Scaling Laws Meet Model Architecture: Toward Inference-Efficient LLMs (Bian, Yu, Venkataraman, Park / U. Wisconsin & Amazon, ICLR 2026). arXiv
- TL;DR: Extends Chinchilla scaling laws with architectural variables (hidden size, MLP-to-attention ratio, grouped-query attention) so the same compute budget can be allocated for inference cost, not just training loss.
- Stat: The conditional scaling law identifies architectures that hold accuracy while shifting the inference-cost frontier, with searchable architecture-data joint optima rather than the fixed shapes implied by classic scaling laws.

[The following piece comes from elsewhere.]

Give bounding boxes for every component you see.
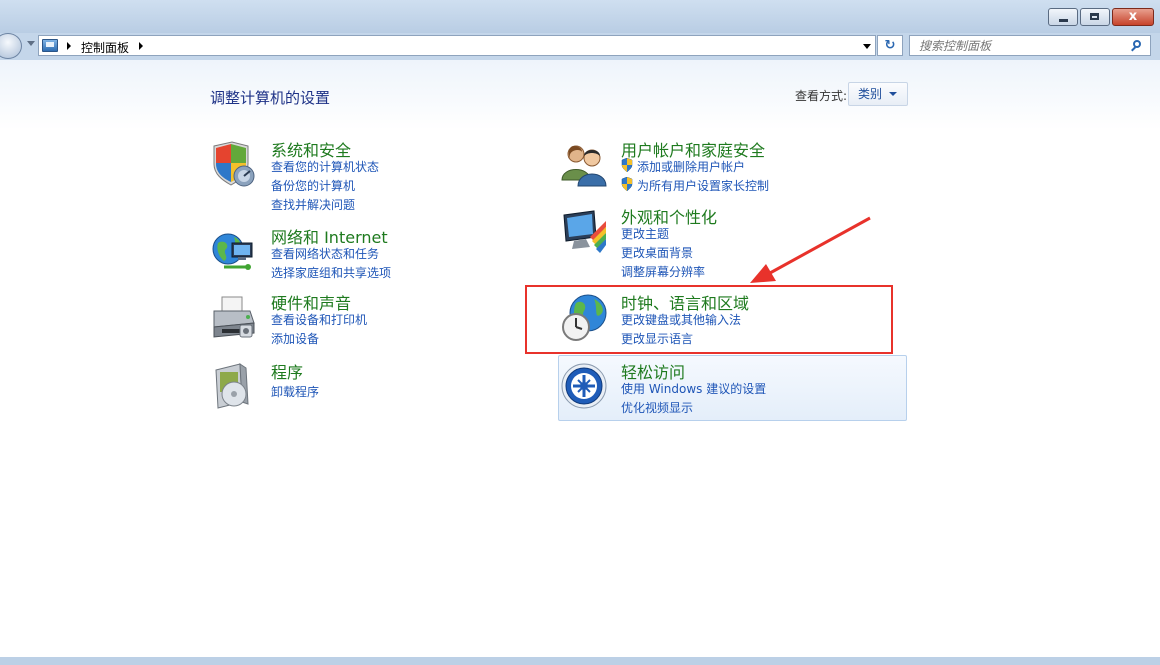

- Apply it: Next time a model card lists FLOPs-matched comparisons, ask whether attention width and GQA group count were held fixed. If they were, the inference-cost story is incomplete and the published numbers undersell or oversell the deployment math.
🏢 Enterprise in the Wild
- Codex now reports more than 4 million weekly developer users, per OpenAI's Dell announcement, with growing share of activity coming from agentic flows rather than single-turn code completion. OpenAI
- Google launched Health Coach globally on May 19 as part of the I/O rollout, an AI-powered fitness and wellness layer inside the Google ecosystem. The feature is the largest consumer-health AI surface Google has shipped outside of Fitbit. CNBC
🛠️ Tooling & Ecosystem
- Claude Managed Agents MCP tunnels keep tool servers inside a customer's network while still letting hosted agents call them. Anthropic / 9to5Mac
- Microsoft Semantic Kernel now has first-class MCP support, joining Anthropic, OpenAI, Google, and Microsoft as native MCP implementers. The ecosystem has crossed 9,400 public servers and 97 million monthly SDK downloads. Microsoft DevBlogs
⚖️ Policy & Regulation
- No new federal or EU action moved overnight. The May 7 EU Digital Omnibus on AI provisional agreement (covered in yesterday's briefing) remains the open file, with formal adoption expected before August 2, 2026.
📌 Watch List
- Frontier price-performance: Flash-default pricing puts new pressure on Haiku and GPT-5.5 Instant tiers.
- On-prem and hybrid AI: Codex-on-Dell and Claude self-hosted sandboxes point to a real shift in where inference runs.
- Cost-aware reasoning: AutoTTS is the second paper this week to attack hand-tuned test-time budgets.
- Agent infrastructure: MCP servers continue to absorb the integration layer that custom SDKs used to occupy.